Republican Senator Dan Laughlin, one of the bill’s sponsors, argues that neighboring states like New Jersey and New York have already legalized adult use, and Pennsylvania should follow suit to avoid missing out on substantial tax revenue and job opportunities. Laughlin emphasizes that the bill prioritizes safety and social fairness.

The bill’s other sponsor, Democrat Sharif Street, believes that legalizing adult marijuana use presents a unique opportunity to address long-standing issues resulting from the failed war on drugs. Street points out problems like mass incarceration, unfair targeting of marginalized communities, and the perpetuation of violence. He argues that legalizing marijuana will help Pennsylvania fund education, reduce property taxes, and address community needs more equitably.

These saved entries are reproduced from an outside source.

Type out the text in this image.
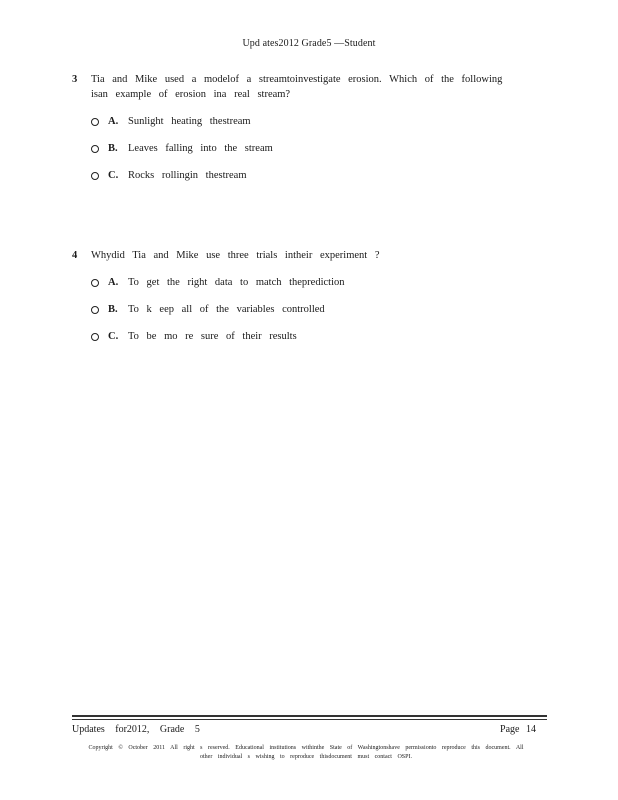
Upd ates2012 Grade5 —Student
3 Tia and Mike used a modelof a streamtoinvestigate erosion. Which of the following isan example of erosion ina real stream?
A. Sunlight heating thestream
B. Leaves falling into the stream
C. Rocks rollingin thestream
4 Whydid Tia and Mike use three trials intheir experiment ?
A. To get the right data to match theprediction
B. To k eep all of the variables controlled
C. To be mo re sure of their results
Updates for2012, Grade 5	Page 14
Copyright © October 2011 All right s reserved. Educational institutions withinthe State of Washingtonshave permissionto reproduce this document. All other individual s wishing to reproduce thisdocument must contact OSPI.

The proposed legislation includes several provisions:

  • Promoting social equity, the bill would grant licenses to sell marijuana to applicants from socially and economically disadvantaged backgrounds. It also ensures room for new and existing license holders to meet the demand for marijuana in Pennsylvania.
  • Strengthening Pennsylvania’s agricultural industry, the bill empowers farmers and craft growers across the state to engage in marijuana cultivation.
  • To alleviate cost and accessibility burdens, the bill allows medical marijuana patients in Pennsylvania to grow a limited number of cannabis plants for personal use at home.
  • The bill proposes the expungement of non-violent marijuana convictions for medical marijuana patients and all other non-violent marijuana convictions.

Lawmakers highlighted estimates from the Pennsylvania Independent Fiscal Office, stating that legalizing adult-use marijuana could generate between $400 million and $1 billion in new tax revenue for the state, as shared during state budget hearings in 2021.